Nolann : continuer son service civique coûte que coûte

02/04/2020 Focus
Observation de l'ESS

Nolann, en service civique à Angers pour l’association Unis-Cité n’a plus que le téléphone pour se lier… Habitué à passer du temps avec sept personnes âgées isolées depuis octobre 2019, il a stoppé ses visites, mais continue de prendre des nouvelles chaque semaine. Un rendez-vous que ses « vieux amis » ne voudraient pas manquer.

 

Nolann Nicolas, 22 ans, titulaire d’un BTS d’Assistance en gestion, passe son temps au téléphone…. De la part d’un volontaire en service civique (voir encadré), cela pourrait étonner certains. Mais en période de confinement…

Volontaire et non-voyant

Les interlocuteurs de Nolann ont dépassé les 70 ans, voire plus. Cela fait six mois qu’ils se fréquentent dans le cadre de sa mission pour l’association Unis-Cité. Mais depuis le 26 mars, les visites sont proscrites et il ne reste que le téléphone. Isolés, parfois en situation de précarité économique, ces personnes trouvent dans les liens tissés avec le jeune homme un peu de réconfort, de la compagnie, des moments agréables. « Il y a Martine (les prénoms ont été changés), plus de 80 ans avec laquelle on promène son chien dès qu’il faut beau, Thérèse avec qui on fait des jeux et de l’informatique… », raconte le jeune homme. Un détail, Nolann est non-voyant. « Ils comprennent vite que je suis autonome et qu’il est souvent possible de s’adapter… j’ai des jeux  en braille, par exemple. Pour les ballades, c’est le volontaire qui est en binôme avec moi qui me guide de la voix ».

Garder le lien

Avec le confinement, finies les promenades et les parties de Mille bornes. « Tout de suite, notre coordinatrice sur le projet Inter-généreux, nous a dit qu’on trouverait une solution pour continuer notre mission. » L’association Unis-Cité a, en effet, été missionnée par la Ville d’Angers, ses Centre communaux d’action sociale (CCAS)  et d’autres partenaires pour assurer ces visites de volontaires auprès de personnes âgées isolées. Le téléphone est alors devenu l’outil essentiel de Nolann. Il a organisé son agenda afin de privilégier des rendez-vous à jour et heure fixe. « Nous gardons le lien ainsi. Nous discutons, on se donne les nouvelles. Nous parlons bien sûr de l’actualité et surtout on s’assure que tout va bien, qu’ils ne manquent de rien. »

Acuité sociale

Les liens développés par Nolann avec toutes ces personnes sont un vrai plus au moment où seul le téléphone reste pour se parler. En dehors de tenir compagnie, qui est mission principale, cette proximité tissée au fil des mois permet aussi de détecter plus finement l’état de forme physique ou psychologique des personnes. En cas de problème détecté, le volontaire se doit de le faire remonter à sa coordinatrice de mission qui jugera de la nécessité de prévenir le mandataire qu’est le CCAS. Un plus capital lorsque le confinement s’ajoute, parfois, à des situations de grande précarité ou de logement insalubre.

On reste en contact ?

La mission de Nolann s’achèvera avec l’arrivée de l’été. Il se lancera alors dans son projet professionnel pour lequel il a été accompagné durant son service civique. « Les transports en commun m’ont permis, avec mon handicap, d’être autonome dans mes déplacements. J’aimerai bien trouver un poste chez Irigo », le service mobilité de la métropole angevine.

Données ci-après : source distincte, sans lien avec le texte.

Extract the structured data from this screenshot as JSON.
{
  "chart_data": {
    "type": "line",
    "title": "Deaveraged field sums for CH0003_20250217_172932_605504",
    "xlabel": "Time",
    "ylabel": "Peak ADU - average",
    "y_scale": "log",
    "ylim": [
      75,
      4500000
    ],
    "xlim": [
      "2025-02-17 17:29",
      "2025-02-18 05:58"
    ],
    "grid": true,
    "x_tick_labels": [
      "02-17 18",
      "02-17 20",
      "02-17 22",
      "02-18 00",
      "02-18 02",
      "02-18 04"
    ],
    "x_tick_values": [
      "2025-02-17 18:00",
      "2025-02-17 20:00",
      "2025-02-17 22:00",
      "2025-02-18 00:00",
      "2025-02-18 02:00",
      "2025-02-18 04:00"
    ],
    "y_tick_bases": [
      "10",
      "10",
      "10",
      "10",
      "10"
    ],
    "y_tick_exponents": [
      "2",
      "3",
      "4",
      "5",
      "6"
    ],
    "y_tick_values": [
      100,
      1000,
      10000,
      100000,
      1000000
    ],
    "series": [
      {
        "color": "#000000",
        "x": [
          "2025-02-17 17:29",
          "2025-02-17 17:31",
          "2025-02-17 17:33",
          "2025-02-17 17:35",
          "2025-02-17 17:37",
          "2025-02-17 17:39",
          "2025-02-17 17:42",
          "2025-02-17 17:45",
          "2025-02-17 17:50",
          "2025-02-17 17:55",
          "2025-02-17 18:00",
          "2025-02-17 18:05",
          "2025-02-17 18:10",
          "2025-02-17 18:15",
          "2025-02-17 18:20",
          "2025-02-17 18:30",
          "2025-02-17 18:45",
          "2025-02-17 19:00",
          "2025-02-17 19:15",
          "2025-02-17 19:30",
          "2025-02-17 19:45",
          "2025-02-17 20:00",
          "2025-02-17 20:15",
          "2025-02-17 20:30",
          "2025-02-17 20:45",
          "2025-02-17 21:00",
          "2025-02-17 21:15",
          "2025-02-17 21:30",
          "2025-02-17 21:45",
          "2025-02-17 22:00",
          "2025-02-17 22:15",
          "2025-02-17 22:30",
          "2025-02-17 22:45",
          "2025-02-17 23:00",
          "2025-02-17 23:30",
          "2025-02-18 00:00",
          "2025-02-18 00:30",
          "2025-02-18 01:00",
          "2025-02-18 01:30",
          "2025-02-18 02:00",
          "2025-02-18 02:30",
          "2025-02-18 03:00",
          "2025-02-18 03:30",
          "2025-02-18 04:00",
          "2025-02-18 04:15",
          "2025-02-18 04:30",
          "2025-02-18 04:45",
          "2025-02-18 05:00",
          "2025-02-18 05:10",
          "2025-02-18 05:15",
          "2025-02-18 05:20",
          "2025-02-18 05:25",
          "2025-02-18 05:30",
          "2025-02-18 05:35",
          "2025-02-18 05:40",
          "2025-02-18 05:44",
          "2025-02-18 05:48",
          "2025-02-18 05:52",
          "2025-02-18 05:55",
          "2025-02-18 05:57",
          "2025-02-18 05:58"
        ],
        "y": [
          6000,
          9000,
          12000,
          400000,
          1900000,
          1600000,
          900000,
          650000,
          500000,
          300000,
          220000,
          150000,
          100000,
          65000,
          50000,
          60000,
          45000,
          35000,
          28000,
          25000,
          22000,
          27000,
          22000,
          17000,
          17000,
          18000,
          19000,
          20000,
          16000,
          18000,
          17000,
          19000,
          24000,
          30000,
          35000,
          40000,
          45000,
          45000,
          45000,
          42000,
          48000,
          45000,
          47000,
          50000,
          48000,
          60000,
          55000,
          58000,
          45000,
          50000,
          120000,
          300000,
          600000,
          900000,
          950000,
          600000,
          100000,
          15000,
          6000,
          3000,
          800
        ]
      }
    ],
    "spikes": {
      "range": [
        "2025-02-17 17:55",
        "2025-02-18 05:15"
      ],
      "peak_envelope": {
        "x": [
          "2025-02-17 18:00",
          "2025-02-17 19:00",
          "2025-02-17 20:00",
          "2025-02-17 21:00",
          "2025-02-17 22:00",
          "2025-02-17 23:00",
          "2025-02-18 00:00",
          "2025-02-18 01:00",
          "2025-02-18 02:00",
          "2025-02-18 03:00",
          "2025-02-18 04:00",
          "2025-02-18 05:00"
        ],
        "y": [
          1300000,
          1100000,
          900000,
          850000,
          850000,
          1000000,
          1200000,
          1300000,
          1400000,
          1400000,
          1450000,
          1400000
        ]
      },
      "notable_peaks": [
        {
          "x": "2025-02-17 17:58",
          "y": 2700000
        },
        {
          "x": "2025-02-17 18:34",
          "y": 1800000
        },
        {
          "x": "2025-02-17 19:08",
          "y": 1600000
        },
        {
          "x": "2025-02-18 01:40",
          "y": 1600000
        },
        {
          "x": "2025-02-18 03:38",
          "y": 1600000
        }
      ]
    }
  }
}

Impossible de savoir à cette heure si le confinement sera, alors, levé et s’il aura pu revoir ses « vieux amis ». En tout cas, il a leur numéro…

Le service civique ? C’est un jeune qui consacre huit mois de sa vie à une mission d’intérêt général avant de reprendre ses études ou se lancer dans le grand bain de la vie professionnelle. Nolann fait parti de ces dizaines de milliers de jeunes volontaires qui touchent une indemnité entre 580 et 680 euros par mois au service de l’intérêt général. Nolann, qui avait vécu un an dans une résidence intergénérationnelle, a trouvé sa mission suite à un affichage de l’association Unis-Cité à l’Institut Monteclair, un institut pour déficients visuels où Nolann était suivi.